Je contiens une marque de surprise.
— Mademoiselle Constance. Quel plaisir.
— Ce pauvre marquis, il semble avoir jeté son dévolu sur vous, alors que vous ne lui avez accordé pas même un regard, dit-elle avec un ton pathétique.
— Qui donc ? m'effrayé-je.
— Je plaisante, votre expression fut fort divertissante, rit-elle fièrement. Cependant cela pourrait être vrai, mais il n'oserait jamais.
Elle a toujours le don pour piquer ma curiosité, je ne parviens à me défaire de sa désagréable personne.
— Vous évoluez trop près du Soleil ma chère.
J'en reste muette, pendant qu'elle se délecte de grains de raisins, avec ce sourire mesquin qu'elle possède toujours.
Quelqu'un d'autre semble le penser et l'avoir remarqué : Louis-Alexandre.
Repensant alors à ce que j'ai promis à Jules au sujet de sa future amante, je m'éclipse et préfère la compagnie de Laure.
— Mademoiselle Élisabeth, aux côtés du Roi vous apparaissez si rayonnante, me dit-elle sincèrement.
— Oh merci. Cette dame-ci vous a-t-elle encore abordé ? désigné-je Constance.
— Non point, j'ai retenu vos paroles dont je reconnus la véracité.
Elle est si aimable, si honnête que je m'attriste de ce qu'elle se doive de se mouvoir parmi une Cour aussi hypocrite.
Certes, désormais je me sais dans le cœur de tous et constamment exposée, mais peu m'importe. Oui, car les yeux du Roi m'en convainquent, les mots de Jules me soutiennent, et l'amitié de Jérôme me porte.
— Ne trouvez-vous point qu'il y a parmi ces jeunes hommes quelqu'un d'autre qui rayonne ?
J'ai les yeux rivés sur Jules, qui sourit gaiement au milieu de ses amis. Elle suit mon regard, et ses joues paraissent rosir.
— Oh... Assurément, qui peut nier le charme de la personne de Monsieur de Luynes..

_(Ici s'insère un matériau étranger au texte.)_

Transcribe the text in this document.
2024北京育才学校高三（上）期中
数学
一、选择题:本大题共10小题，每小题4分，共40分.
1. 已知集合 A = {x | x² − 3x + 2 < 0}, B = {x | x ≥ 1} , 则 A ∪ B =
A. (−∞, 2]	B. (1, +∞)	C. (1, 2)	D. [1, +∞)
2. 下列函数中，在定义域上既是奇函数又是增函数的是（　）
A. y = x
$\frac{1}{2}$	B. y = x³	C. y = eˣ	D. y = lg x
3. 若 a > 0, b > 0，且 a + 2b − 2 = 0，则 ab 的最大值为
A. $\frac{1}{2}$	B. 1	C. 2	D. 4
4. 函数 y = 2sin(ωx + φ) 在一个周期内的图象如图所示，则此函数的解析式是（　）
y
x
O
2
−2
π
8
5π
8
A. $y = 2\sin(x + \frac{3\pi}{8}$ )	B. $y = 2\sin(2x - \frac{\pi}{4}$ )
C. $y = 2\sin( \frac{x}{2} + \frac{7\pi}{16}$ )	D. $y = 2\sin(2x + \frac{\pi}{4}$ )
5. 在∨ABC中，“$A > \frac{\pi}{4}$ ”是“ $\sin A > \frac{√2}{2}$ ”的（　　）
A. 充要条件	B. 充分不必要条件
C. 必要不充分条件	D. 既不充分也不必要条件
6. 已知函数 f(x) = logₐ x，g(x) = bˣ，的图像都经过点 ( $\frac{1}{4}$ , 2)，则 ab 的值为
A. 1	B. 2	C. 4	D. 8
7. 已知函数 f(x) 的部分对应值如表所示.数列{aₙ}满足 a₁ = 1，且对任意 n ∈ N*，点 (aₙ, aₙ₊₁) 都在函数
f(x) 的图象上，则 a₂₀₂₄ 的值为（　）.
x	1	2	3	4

— Le bleu lui sied, il s'agit d'une belle couleur.
— Oh oui, semblable au doux ciel, mais le rouge, me semble-t-il, ressort davantage sur sa blondeur.

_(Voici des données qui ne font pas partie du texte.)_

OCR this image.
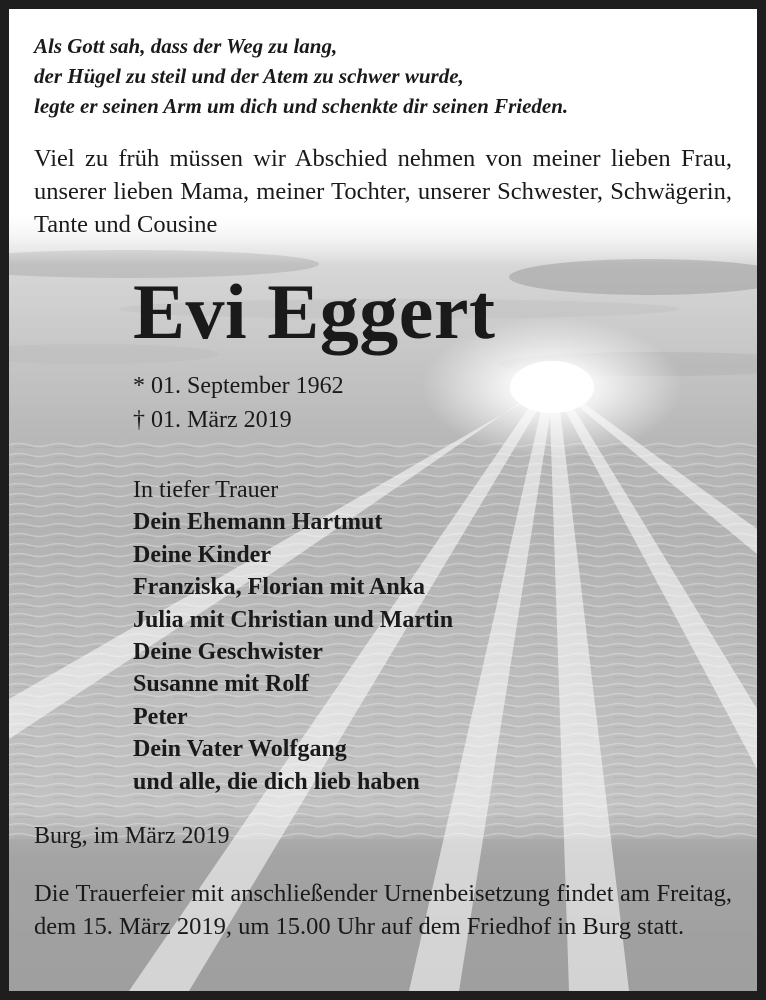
Als Gott sah, dass der Weg zu lang,
der Hügel zu steil und der Atem zu schwer wurde,
legte er seinen Arm um dich und schenkte dir seinen Frieden.
Viel zu früh müssen wir Abschied nehmen von meiner lieben Frau, unserer lieben Mama, meiner Tochter, unserer Schwester, Schwägerin, Tante und Cousine
Evi Eggert
* 01. September 1962
† 01. März 2019
In tiefer Trauer
Dein Ehemann Hartmut
Deine Kinder
Franziska, Florian mit Anka
Julia mit Christian und Martin
Deine Geschwister
Susanne mit Rolf
Peter
Dein Vater Wolfgang
und alle, die dich lieb haben
Burg, im März 2019
Die Trauerfeier mit anschließender Urnenbeisetzung findet am Freitag, dem 15. März 2019, um 15.00 Uhr auf dem Friedhof in Burg statt.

A cet excès de franchise, elle se reprend :
— Si vous permettez, je..
— N'ayez crainte. Je me joins tout à fait à votre avis.

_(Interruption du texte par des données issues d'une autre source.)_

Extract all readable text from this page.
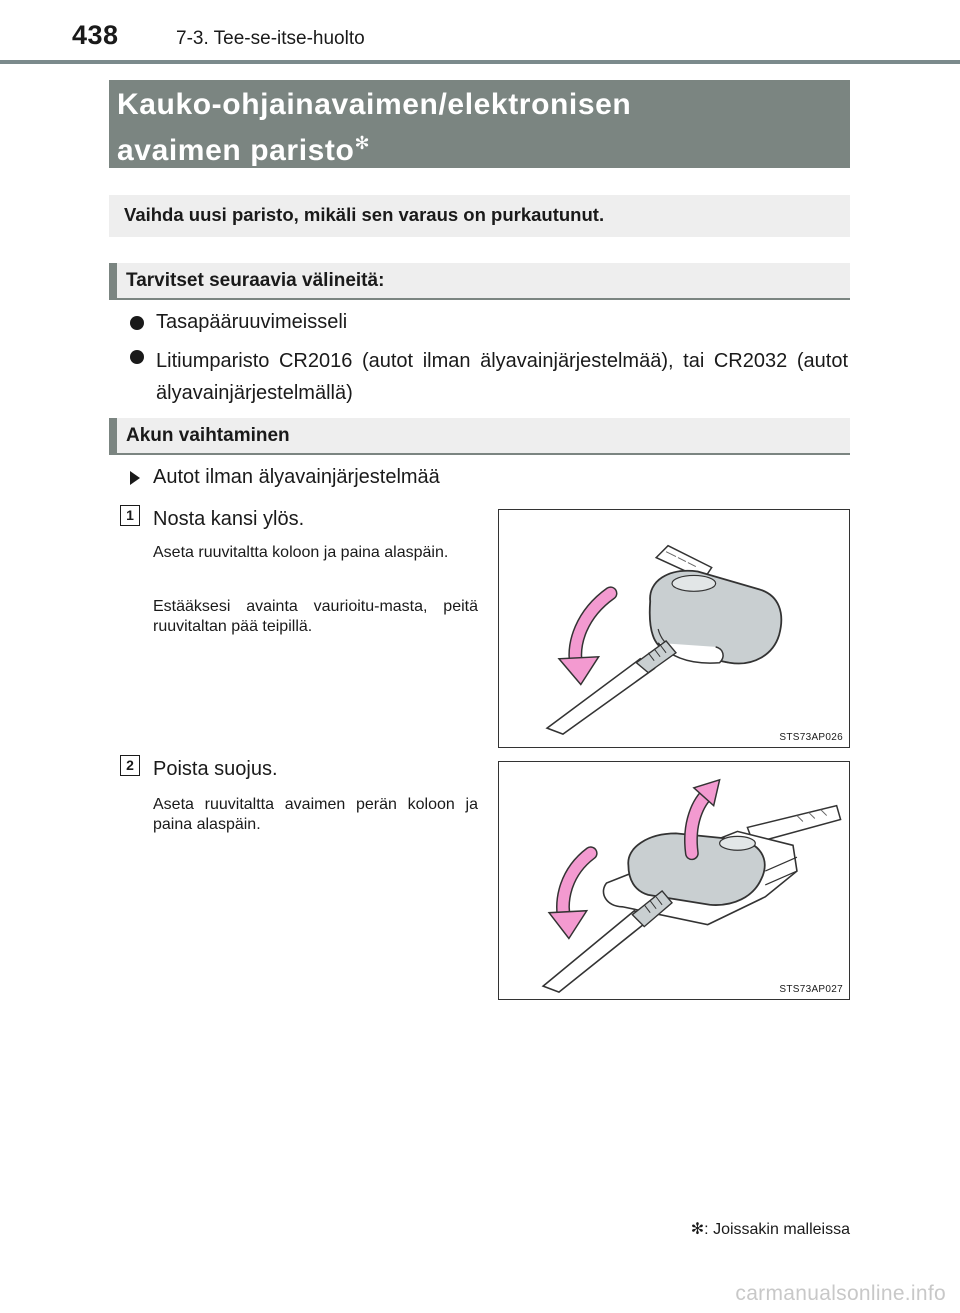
438	7-3. Tee-se-itse-huolto
Kauko-ohjainavaimen/elektronisen
avaimen paristo✻
Vaihda uusi paristo, mikäli sen varaus on purkautunut.
Tarvitset seuraavia välineitä:
Tasapääruuvimeisseli
Litiumparisto CR2016 (autot ilman älyavainjärjestelmää), tai CR2032 (autot älyavainjärjestelmällä)
Akun vaihtaminen
Autot ilman älyavainjärjestelmää
1 Nosta kansi ylös.
Aseta ruuvitaltta koloon ja paina alaspäin.
Estääksesi avainta vaurioitu-masta, peitä ruuvitaltan pää teipillä.
STS73AP026
2 Poista suojus.
Aseta ruuvitaltta avaimen perän koloon ja paina alaspäin.
STS73AP027
✻: Joissakin malleissa
carmanualsonline.info
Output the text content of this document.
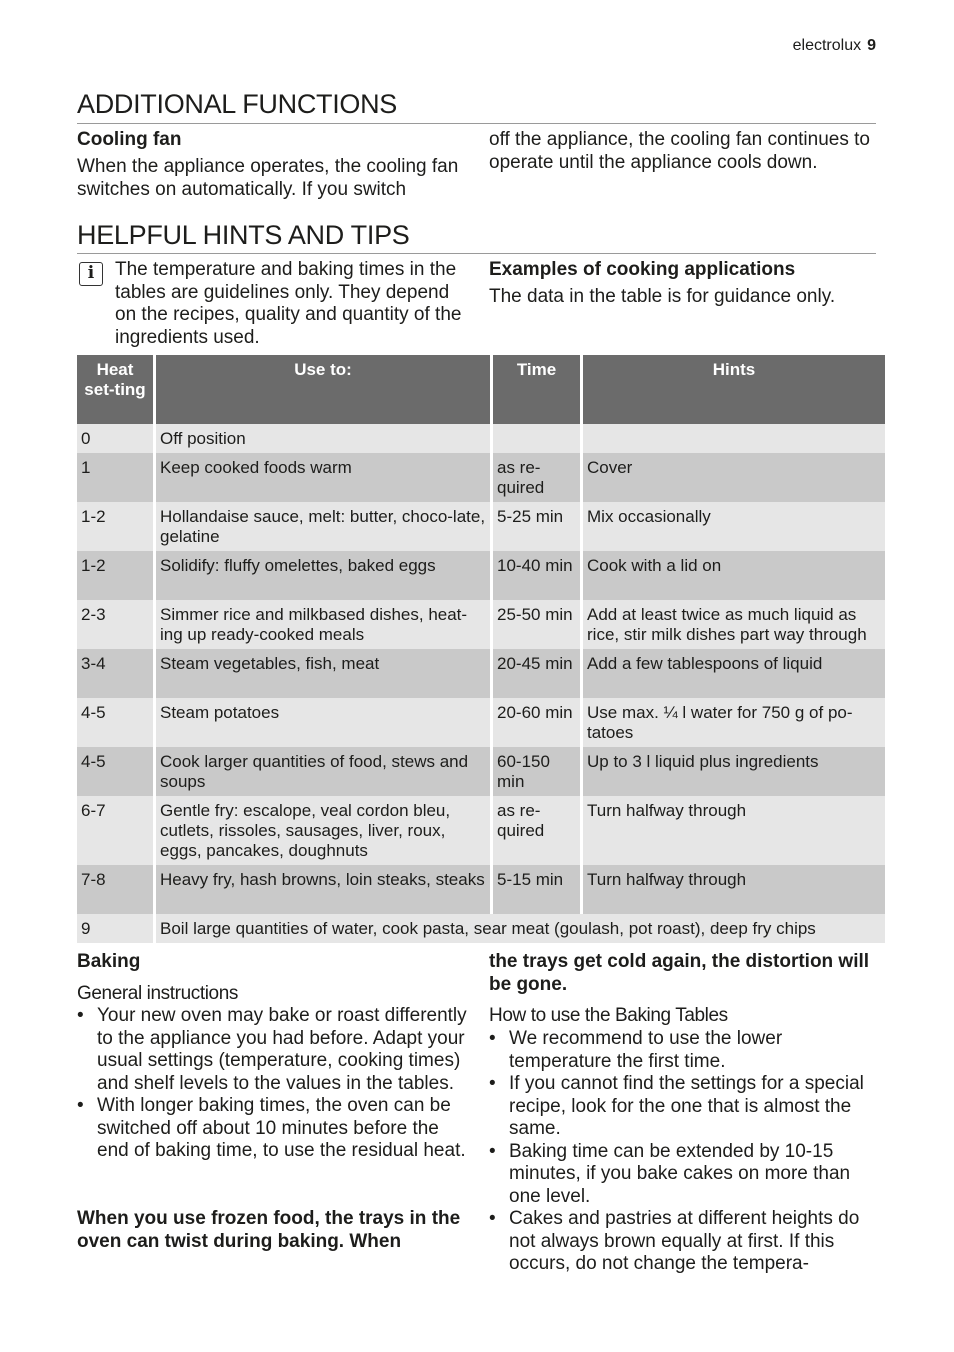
electrolux 9
ADDITIONAL FUNCTIONS
Cooling fan
When the appliance operates, the cooling fan switches on automatically. If you switch
off the appliance, the cooling fan continues to operate until the appliance cools down.
HELPFUL HINTS AND TIPS
i	The temperature and baking times in the tables are guidelines only. They depend on the recipes, quality and quantity of the ingredients used.
Examples of cooking applications
The data in the table is for guidance only.
Heat set-ting	Use to:	Time	Hints
0	Off position		
1	Keep cooked foods warm	as re-quired	Cover
1-2	Hollandaise sauce, melt: butter, choco-late, gelatine	5-25 min	Mix occasionally
1-2	Solidify: fluffy omelettes, baked eggs	10-40 min	Cook with a lid on
2-3	Simmer rice and milkbased dishes, heat-ing up ready-cooked meals	25-50 min	Add at least twice as much liquid as rice, stir milk dishes part way through
3-4	Steam vegetables, fish, meat	20-45 min	Add a few tablespoons of liquid
4-5	Steam potatoes	20-60 min	Use max. ¼ l water for 750 g of po-tatoes
4-5	Cook larger quantities of food, stews and soups	60-150 min	Up to 3 l liquid plus ingredients
6-7	Gentle fry: escalope, veal cordon bleu, cutlets, rissoles, sausages, liver, roux, eggs, pancakes, doughnuts	as re-quired	Turn halfway through
7-8	Heavy fry, hash browns, loin steaks, steaks	5-15 min	Turn halfway through
9	Boil large quantities of water, cook pasta, sear meat (goulash, pot roast), deep fry chips		
Baking
General instructions
• Your new oven may bake or roast differently to the appliance you had before. Adapt your usual settings (temperature, cooking times) and shelf levels to the values in the tables.
• With longer baking times, the oven can be switched off about 10 minutes before the end of baking time, to use the residual heat.
When you use frozen food, the trays in the oven can twist during baking. When
the trays get cold again, the distortion will be gone.
How to use the Baking Tables
• We recommend to use the lower temperature the first time.
• If you cannot find the settings for a special recipe, look for the one that is almost the same.
• Baking time can be extended by 10-15 minutes, if you bake cakes on more than one level.
• Cakes and pastries at different heights do not always brown equally at first. If this occurs, do not change the tempera-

Rassurée, elle s'octroie un sourire.
— Je lui souhaite de trouver celle qui aura la chance d'être aimée de lui, poursuis-je, sincère.
À cette phrase, interpellée, ses fines lèvres rosées s'entrouvrent légèrement.
— Je.. Vous..?
Que pensait-elle ?
— Il est mon ami d'enfance, je l'estime comme un frère. Nous n'avons jamais eu d'autres sentiments que ceux de l'amitié.
Elle en opine de la tête, cachant son trouble. Elle n'ose en demander davantage, nous changeons de sujet.
Plus tard, me voici dans les appartements de Jules, après une plaisante discussion à propos de Laure – mes mots l'ont enchanté, je crains qu'il ne s'habille en rouge tous les jours – nous changeons de visages pour de plus austères une fois à son cabinet de travail.
— Élie, je me suis entretenu avec mon précepteur d'armes Beauvilliers, et il semblerait que le Roi ait d'autres desseins qui vont mettre à mal la paix fragile actuelle. Il m'a avancé ma promotion, ce samedi je serai officiellement officier. Il m'a évoqué un régiment d'infanterie à préparer et inspecter... Ma mère en était ravie..., ajoute-t-il toujours impassible.
Je ne sais que penser, je reste songeuse.
— Eh bien mes enfants ! nous surprend la voix grave de son père. Ne vous mettez point en peine, des guerres il y en a toujours eu, et celle-ci semble nous guetter, mais pas avant l'année prochaine au moins. Et puis Jules, vous ne savez donc point que les affaires ennuient les jeunes filles ? Vous la minez en lui ôtant ce sourire qui a su même charmer le Roi.
Je sais qu'il a dit cela avec d'honorables attentions, seulement je ne peux m'empêcher d'en être légèrement piqué.
— Allons, allons, rejoignons le Grand Couvert, nous intime-t-il.
Avec Jules on s'échange des regards confus, acquiesçant et suivant son père.